Transformative Resilienz als Leitkonzept für die Politik

Die Autorinnen und Autoren der TAB-Studie empfehlen zudem, die Leitkonzepte Resilienz und Nachhaltigkeit auf politischer Ebene zu einem transformativen Resilienzverständnis zusammenzuführen. Transformative Resilienz bezeichnet die Fähigkeit, unter unsicheren und sich wandelnden Bedingungen eine nachhaltige Entwicklung der Gesellschaft erfolgreich voranzubringen. In diesem Sinne sollten auch die vorhandenen Kapazitäten und Strukturen des Deutschen Bundestages besser für eine präventive und transformative Resilienzpolitik genutzt werden.
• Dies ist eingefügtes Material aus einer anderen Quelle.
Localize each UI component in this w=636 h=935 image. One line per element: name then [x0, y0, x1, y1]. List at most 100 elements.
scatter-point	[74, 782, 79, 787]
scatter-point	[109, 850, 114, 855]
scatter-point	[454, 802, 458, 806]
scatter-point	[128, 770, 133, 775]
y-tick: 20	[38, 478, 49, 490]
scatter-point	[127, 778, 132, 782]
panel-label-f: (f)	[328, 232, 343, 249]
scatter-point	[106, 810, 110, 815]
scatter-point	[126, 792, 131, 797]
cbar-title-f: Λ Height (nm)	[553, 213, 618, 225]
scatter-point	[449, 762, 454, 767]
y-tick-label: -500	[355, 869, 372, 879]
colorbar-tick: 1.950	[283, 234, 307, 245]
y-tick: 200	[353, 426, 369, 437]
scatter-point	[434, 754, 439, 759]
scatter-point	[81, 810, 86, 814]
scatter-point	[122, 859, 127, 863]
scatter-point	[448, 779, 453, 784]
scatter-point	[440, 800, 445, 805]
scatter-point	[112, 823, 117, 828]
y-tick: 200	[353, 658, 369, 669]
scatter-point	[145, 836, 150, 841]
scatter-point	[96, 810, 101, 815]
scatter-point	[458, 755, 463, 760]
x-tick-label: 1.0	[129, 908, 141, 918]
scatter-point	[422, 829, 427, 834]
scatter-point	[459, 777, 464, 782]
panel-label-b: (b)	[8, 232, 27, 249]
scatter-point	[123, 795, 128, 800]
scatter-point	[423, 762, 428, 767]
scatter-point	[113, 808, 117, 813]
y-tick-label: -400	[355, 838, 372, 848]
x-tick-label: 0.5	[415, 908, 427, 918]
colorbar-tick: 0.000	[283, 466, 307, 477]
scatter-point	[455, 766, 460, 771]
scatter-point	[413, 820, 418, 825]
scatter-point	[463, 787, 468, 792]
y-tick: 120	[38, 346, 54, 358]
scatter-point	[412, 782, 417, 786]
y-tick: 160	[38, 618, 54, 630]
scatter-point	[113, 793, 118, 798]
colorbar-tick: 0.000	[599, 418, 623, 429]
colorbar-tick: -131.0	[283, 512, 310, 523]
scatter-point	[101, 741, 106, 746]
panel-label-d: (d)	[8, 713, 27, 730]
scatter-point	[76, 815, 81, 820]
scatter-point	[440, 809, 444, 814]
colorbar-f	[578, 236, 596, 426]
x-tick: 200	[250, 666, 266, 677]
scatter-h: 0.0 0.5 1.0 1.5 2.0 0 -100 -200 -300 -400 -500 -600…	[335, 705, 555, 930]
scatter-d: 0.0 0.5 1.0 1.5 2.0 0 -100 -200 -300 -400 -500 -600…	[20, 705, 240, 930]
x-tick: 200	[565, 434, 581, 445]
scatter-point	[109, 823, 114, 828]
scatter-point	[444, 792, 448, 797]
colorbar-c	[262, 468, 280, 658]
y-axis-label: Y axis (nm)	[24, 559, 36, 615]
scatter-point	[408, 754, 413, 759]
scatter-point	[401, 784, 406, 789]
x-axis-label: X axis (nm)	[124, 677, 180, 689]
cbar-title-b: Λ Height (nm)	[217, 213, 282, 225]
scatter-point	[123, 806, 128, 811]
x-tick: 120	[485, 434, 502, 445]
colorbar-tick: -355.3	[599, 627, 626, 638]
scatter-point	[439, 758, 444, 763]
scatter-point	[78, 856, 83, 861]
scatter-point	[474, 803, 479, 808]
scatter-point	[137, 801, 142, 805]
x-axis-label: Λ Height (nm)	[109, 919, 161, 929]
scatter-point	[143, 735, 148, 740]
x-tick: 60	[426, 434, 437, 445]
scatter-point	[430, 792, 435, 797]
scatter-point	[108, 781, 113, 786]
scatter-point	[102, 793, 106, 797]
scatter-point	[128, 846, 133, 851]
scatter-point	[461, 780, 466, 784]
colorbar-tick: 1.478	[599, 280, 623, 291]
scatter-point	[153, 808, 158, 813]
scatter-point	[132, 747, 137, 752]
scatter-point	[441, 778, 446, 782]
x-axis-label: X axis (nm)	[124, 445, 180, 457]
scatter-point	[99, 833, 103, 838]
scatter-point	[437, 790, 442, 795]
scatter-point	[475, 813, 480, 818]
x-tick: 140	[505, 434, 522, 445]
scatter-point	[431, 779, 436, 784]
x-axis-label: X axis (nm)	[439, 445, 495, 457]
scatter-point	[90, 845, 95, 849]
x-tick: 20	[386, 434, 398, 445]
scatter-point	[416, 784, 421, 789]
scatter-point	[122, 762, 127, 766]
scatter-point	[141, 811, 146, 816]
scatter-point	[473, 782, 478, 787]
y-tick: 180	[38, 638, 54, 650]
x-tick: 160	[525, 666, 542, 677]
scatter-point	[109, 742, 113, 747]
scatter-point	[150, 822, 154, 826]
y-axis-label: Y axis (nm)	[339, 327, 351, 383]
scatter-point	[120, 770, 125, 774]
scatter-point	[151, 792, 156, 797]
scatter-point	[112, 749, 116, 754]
Der TAB-Arbeitsbericht Nr. 209 ordnet das Resilienzkonzept in die aktuellen wissenschaftlichen, gesellschaftlichen und politischen Debatten ein und gibt einen Überblick über grundsätzliche Handlungsfelder. Dargestellt und analysiert werden internationale und nationale Frühwarnsysteme und ihr Funktionieren, ihre Stärken und Schwächen insbesondere während COVID-19-Pandemie und welche Erkenntnisse sich daraus für die Früherkennung zukünftiger Pandemien und potenzieller Krisen ableiten lassen. Ein systematischer Überblick über zukünftig absehbare systemische Risiken wird ergänzt durch exemplarische Resilienzanalysen zweier kritischer Infrastrukturbereiche, des Gesundheitssystems sowie des Verkehrssystems mit Fokus auf die Verkehrsträger Straße und Schiene, jeweils im Hinblick auf das systemische Risiko Klimawandel. Dabei werden Schwachstellen identifiziert und Ansätze zur Verbesserung der Resilienz abgeleitet. Auf Basis der Gesamtanalyse werden Handlungsoptionen abgeleitet, wie die Krisenvorhersage und -vorsorge in Deutschland zur Stärkung der Resilienz von Wirtschaft und Gesellschaft verbessert werden kann. Ein besonderer Schwerpunkt liegt dabei auf der Frage, wie die Themen Früherkennung und Krisenvorsorge auf der Ebene der Parlamentsarbeit des Deutschen Bundestages stärker verankert werden können.

Die wichtigsten Ergebnisse sind im vierseitigen TAB-Fokus Nr. 45 und dessen Webversion auf der Projektseite dargestellt. Eine ausführliche Zusammenfassung (20 S.) ist dem Endbericht vorangestellt.